Mirza is just one of dozens of comedians at the Fringe addressing material with a Middle Eastern twist. Making their Edinburgh debut this year are the Australian duo Fear of a Brown Planet, aka Aamer Rahman and Nazeem Hussain, sharp-eyed satirists known for tackling tough subjects such as Palestine, racism and terrorism.

Touching on similar themes in a lighter, more personal mode will be dozens of British Asian comics, including Imran Yusuf, Shazia Mirza and Sameena Zehra - as well as the Iranian-born stars of television and radio, Omid Djalili and Shappi Khorsandi.

The choice of more serious dramatic works at the Fringe includes Hywel John's stage play Rose, starring the veteran screen star Art Malik as a Middle Eastern immigrant struggling to raise his English-born daughter, played by Malik's real daughter Keira. Live music is also a crucial element to the festival - one of this year's highlights is the Dunya Ensemble, a multicultural collective based in Edinburgh who play a blend of Arabic, Iranian, Turkish, Kurdish and Azeri music.

The Fringe is supported by a relatively modest annual funding from Edinburgh City Council, which awards roughly £3 million (Dh18m) in grants to festival bodies, a mere £100,000 of which goes directly to the Festival Fringe Society.

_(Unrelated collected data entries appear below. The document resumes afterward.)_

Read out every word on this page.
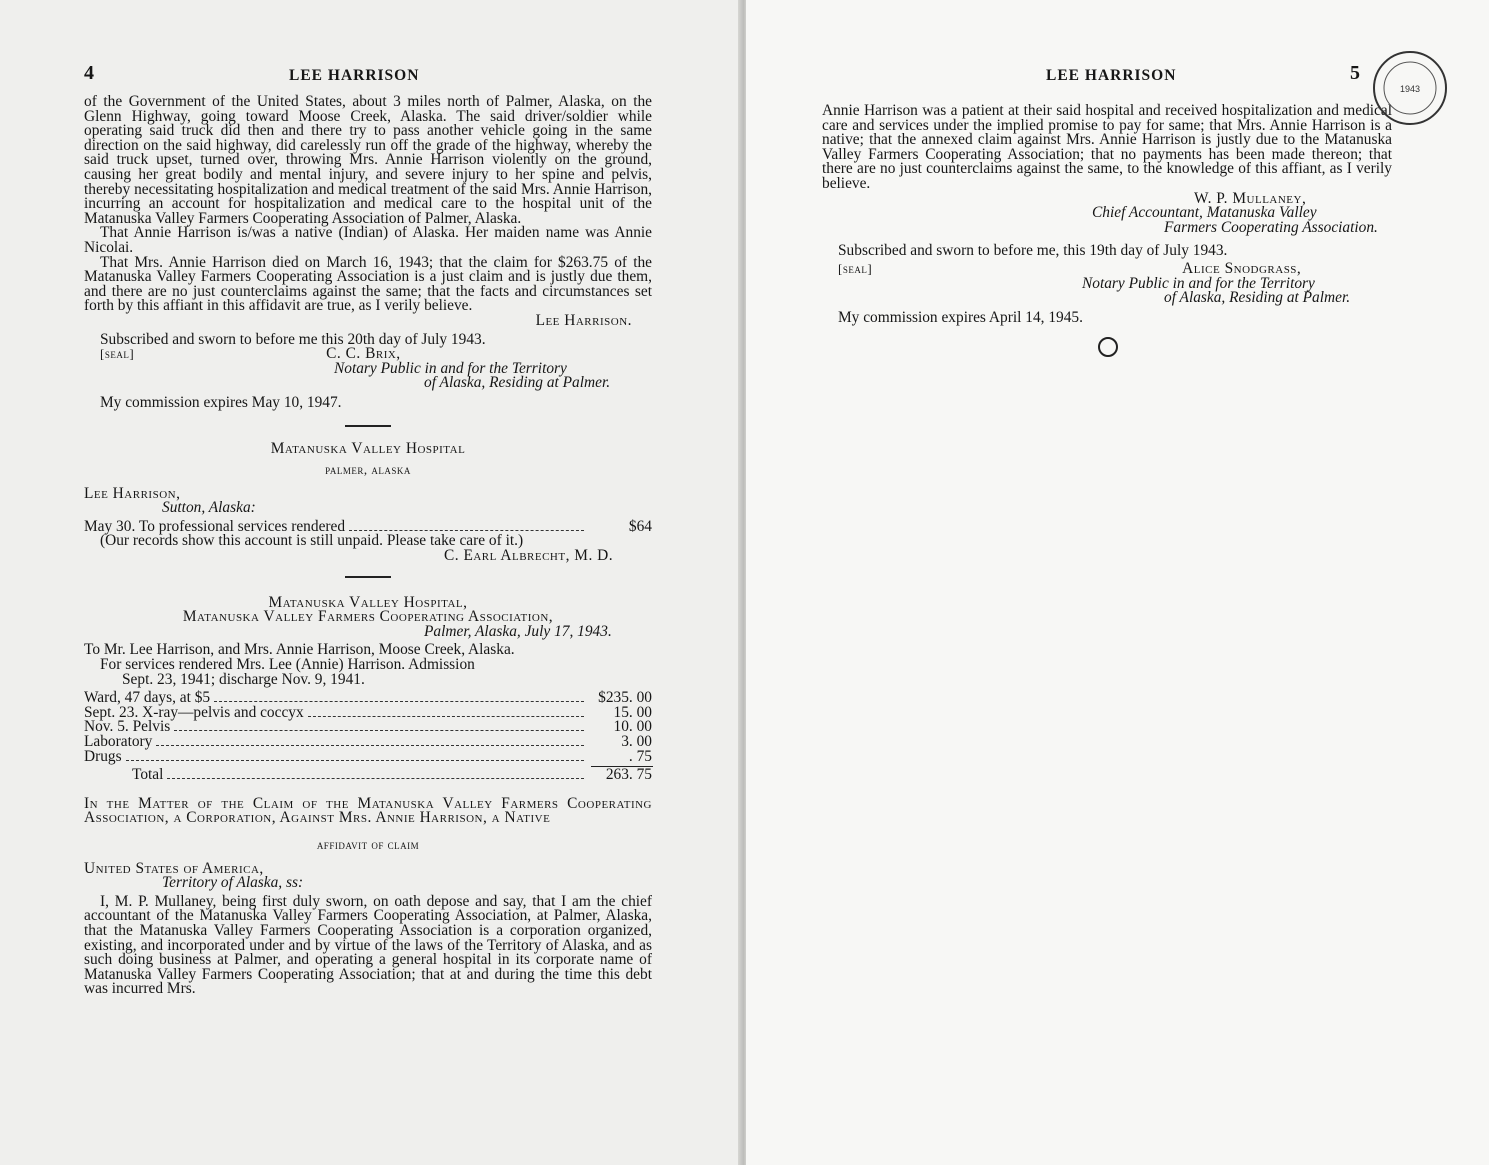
4	LEE HARRISON

of the Government of the United States, about 3 miles north of Palmer, Alaska, on the Glenn Highway, going toward Moose Creek, Alaska. The said driver/soldier while operating said truck did then and there try to pass another vehicle going in the same direction on the said highway, did carelessly run off the grade of the highway, whereby the said truck upset, turned over, throwing Mrs. Annie Harrison violently on the ground, causing her great bodily and mental injury, and severe injury to her spine and pelvis, thereby necessitating hospitalization and medical treatment of the said Mrs. Annie Harrison, incurring an account for hospitalization and medical care to the hospital unit of the Matanuska Valley Farmers Cooperating Association of Palmer, Alaska.

That Annie Harrison is/was a native (Indian) of Alaska. Her maiden name was Annie Nicolai.

That Mrs. Annie Harrison died on March 16, 1943; that the claim for $263.75 of the Matanuska Valley Farmers Cooperating Association is a just claim and is justly due them, and there are no just counterclaims against the same; that the facts and circumstances set forth by this affiant in this affidavit are true, as I verily believe.

Lee Harrison.

Subscribed and sworn to before me this 20th day of July 1943.

[seal]	C. C. Brix,

Notary Public in and for the Territory

of Alaska, Residing at Palmer.

My commission expires May 10, 1947.

Matanuska Valley Hospital

palmer, alaska

Lee Harrison,

Sutton, Alaska:

May 30. To professional services rendered	$64

(Our records show this account is still unpaid. Please take care of it.)

C. Earl Albrecht, M. D.

Matanuska Valley Hospital,

Matanuska Valley Farmers Cooperating Association,

Palmer, Alaska, July 17, 1943.

To Mr. Lee Harrison, and Mrs. Annie Harrison, Moose Creek, Alaska.

For services rendered Mrs. Lee (Annie) Harrison. Admission

Sept. 23, 1941; discharge Nov. 9, 1941.

Ward, 47 days, at $5	$235. 00
Sept. 23. X-ray—pelvis and coccyx	15. 00
Nov. 5. Pelvis	10. 00
Laboratory	3. 00
Drugs	. 75
Total	263. 75

In the Matter of the Claim of the Matanuska Valley Farmers Cooperating Association, a Corporation, Against Mrs. Annie Harrison, a Native

affidavit of claim

United States of America,

Territory of Alaska, ss:

I, M. P. Mullaney, being first duly sworn, on oath depose and say, that I am the chief accountant of the Matanuska Valley Farmers Cooperating Association, at Palmer, Alaska, that the Matanuska Valley Farmers Cooperating Association is a corporation organized, existing, and incorporated under and by virtue of the laws of the Territory of Alaska, and as such doing business at Palmer, and operating a general hospital in its corporate name of Matanuska Valley Farmers Cooperating Association; that at and during the time this debt was incurred Mrs.

LEE HARRISON	5

Annie Harrison was a patient at their said hospital and received hospitalization and medical care and services under the implied promise to pay for same; that Mrs. Annie Harrison is a native; that the annexed claim against Mrs. Annie Harrison is justly due to the Matanuska Valley Farmers Cooperating Association; that no payments has been made thereon; that there are no just counterclaims against the same, to the knowledge of this affiant, as I verily believe.

W. P. Mullaney,

Chief Accountant, Matanuska Valley

Farmers Cooperating Association.

Subscribed and sworn to before me, this 19th day of July 1943.

[seal]	Alice Snodgrass,

Notary Public in and for the Territory

of Alaska, Residing at Palmer.

My commission expires April 14, 1945.

1943
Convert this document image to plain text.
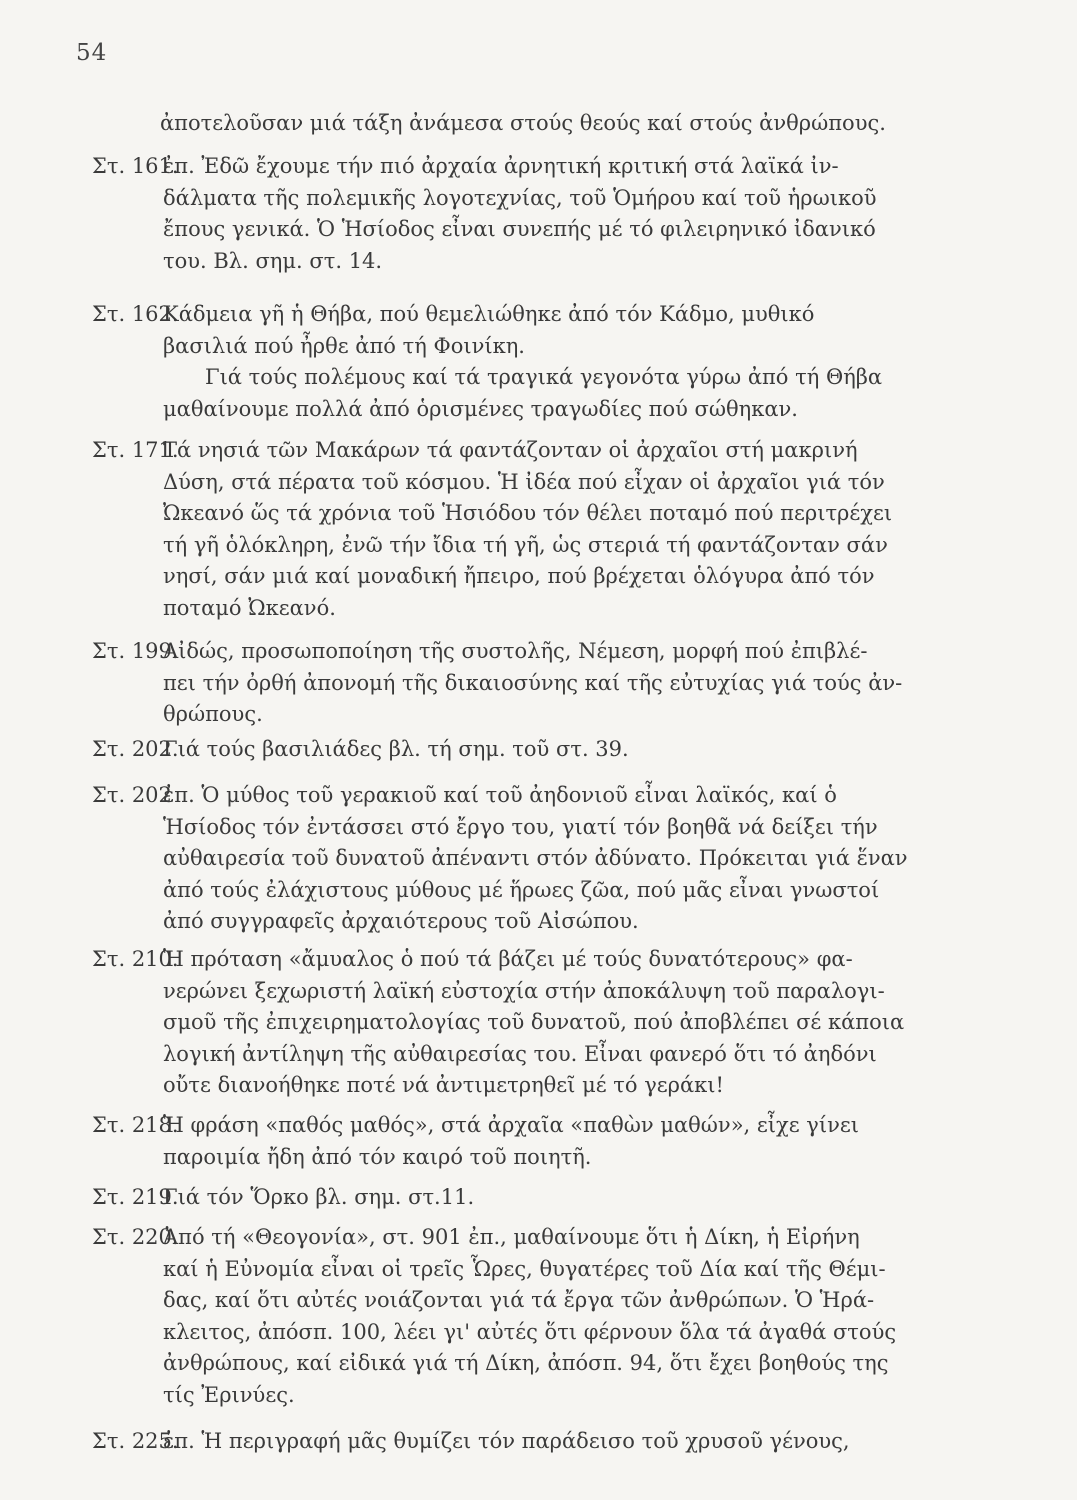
54
ἀποτελοῦσαν μιά τάξη ἀνάμεσα στούς θεούς καί στούς ἀνθρώπους.
Στ. 161.
ἐπ. Ἐδῶ ἔχουμε τήν πιό ἀρχαία ἀρνητική κριτική στά λαϊκά ἰν-
δάλματα τῆς πολεμικῆς λογοτεχνίας, τοῦ Ὁμήρου καί τοῦ ἡρωικοῦ
ἔπους γενικά. Ὁ Ἡσίοδος εἶναι συνεπής μέ τό φιλειρηνικό ἰδανικό
του. Βλ. σημ. στ. 14.
Στ. 162.
Κάδμεια γῆ ἡ Θήβα, πού θεμελιώθηκε ἀπό τόν Κάδμο, μυθικό
βασιλιά πού ἦρθε ἀπό τή Φοινίκη.
Γιά τούς πολέμους καί τά τραγικά γεγονότα γύρω ἀπό τή Θήβα
μαθαίνουμε πολλά ἀπό ὁρισμένες τραγωδίες πού σώθηκαν.
Στ. 171.
Τά νησιά τῶν Μακάρων τά φαντάζονταν οἱ ἀρχαῖοι στή μακρινή
Δύση, στά πέρατα τοῦ κόσμου. Ἡ ἰδέα πού εἶχαν οἱ ἀρχαῖοι γιά τόν
Ὠκεανό ὥς τά χρόνια τοῦ Ἡσιόδου τόν θέλει ποταμό πού περιτρέχει
τή γῆ ὁλόκληρη, ἐνῶ τήν ἴδια τή γῆ, ὡς στεριά τή φαντάζονταν σάν
νησί, σάν μιά καί μοναδική ἤπειρο, πού βρέχεται ὁλόγυρα ἀπό τόν
ποταμό Ὠκεανό.
Στ. 199.
Αἰδώς, προσωποποίηση τῆς συστολῆς, Νέμεση, μορφή πού ἐπιβλέ-
πει τήν ὀρθή ἀπονομή τῆς δικαιοσύνης καί τῆς εὐτυχίας γιά τούς ἀν-
θρώπους.
Στ. 202.
Γιά τούς βασιλιάδες βλ. τή σημ. τοῦ στ. 39.
Στ. 202
ἐπ. Ὁ μύθος τοῦ γερακιοῦ καί τοῦ ἀηδονιοῦ εἶναι λαϊκός, καί ὁ
Ἡσίοδος τόν ἐντάσσει στό ἔργο του, γιατί τόν βοηθᾶ νά δείξει τήν
αὐθαιρεσία τοῦ δυνατοῦ ἀπέναντι στόν ἀδύνατο. Πρόκειται γιά ἕναν
ἀπό τούς ἐλάχιστους μύθους μέ ἥρωες ζῶα, πού μᾶς εἶναι γνωστοί
ἀπό συγγραφεῖς ἀρχαιότερους τοῦ Αἰσώπου.
Στ. 210.
Ἡ πρόταση «ἄμυαλος ὁ πού τά βάζει μέ τούς δυνατότερους» φα-
νερώνει ξεχωριστή λαϊκή εὐστοχία στήν ἀποκάλυψη τοῦ παραλογι-
σμοῦ τῆς ἐπιχειρηματολογίας τοῦ δυνατοῦ, πού ἀποβλέπει σέ κάποια
λογική ἀντίληψη τῆς αὐθαιρεσίας του. Εἶναι φανερό ὅτι τό ἀηδόνι
οὔτε διανοήθηκε ποτέ νά ἀντιμετρηθεῖ μέ τό γεράκι!
Στ. 218.
Ἡ φράση «παθός μαθός», στά ἀρχαῖα «παθὼν μαθών», εἶχε γίνει
παροιμία ἤδη ἀπό τόν καιρό τοῦ ποιητῆ.
Στ. 219.
Γιά τόν Ὅρκο βλ. σημ. στ.11.
Στ. 220.
Ἀπό τή «Θεογονία», στ. 901 ἐπ., μαθαίνουμε ὅτι ἡ Δίκη, ἡ Εἰρήνη
καί ἡ Εὐνομία εἶναι οἱ τρεῖς Ὧρες, θυγατέρες τοῦ Δία καί τῆς Θέμι-
δας, καί ὅτι αὐτές νοιάζονται γιά τά ἔργα τῶν ἀνθρώπων. Ὁ Ἡρά-
κλειτος, ἀπόσπ. 100, λέει γι' αὐτές ὅτι φέρνουν ὅλα τά ἀγαθά στούς
ἀνθρώπους, καί εἰδικά γιά τή Δίκη, ἀπόσπ. 94, ὅτι ἔχει βοηθούς της
τίς Ἐρινύες.
Στ. 225.
ἐπ. Ἡ περιγραφή μᾶς θυμίζει τόν παράδεισο τοῦ χρυσοῦ γένους,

According to some estimates, the financial returns this generates for the city in tourist income may exceed £100m.

In more than six decades, the Fringe has suffered a few minor financial wobbles. But, according to Eaton-Lewis, the world's biggest arts festival has so far proved "recession proof", despite the global economic crisis.

"Everybody has been talking about budget cuts for the last couple of years and how disastrous it is for many people in the arts," he says. "But meanwhile the Fringe gets bigger. Box office sales continue to go up, and the Fringe continues to grow. It's an extraordinary thing."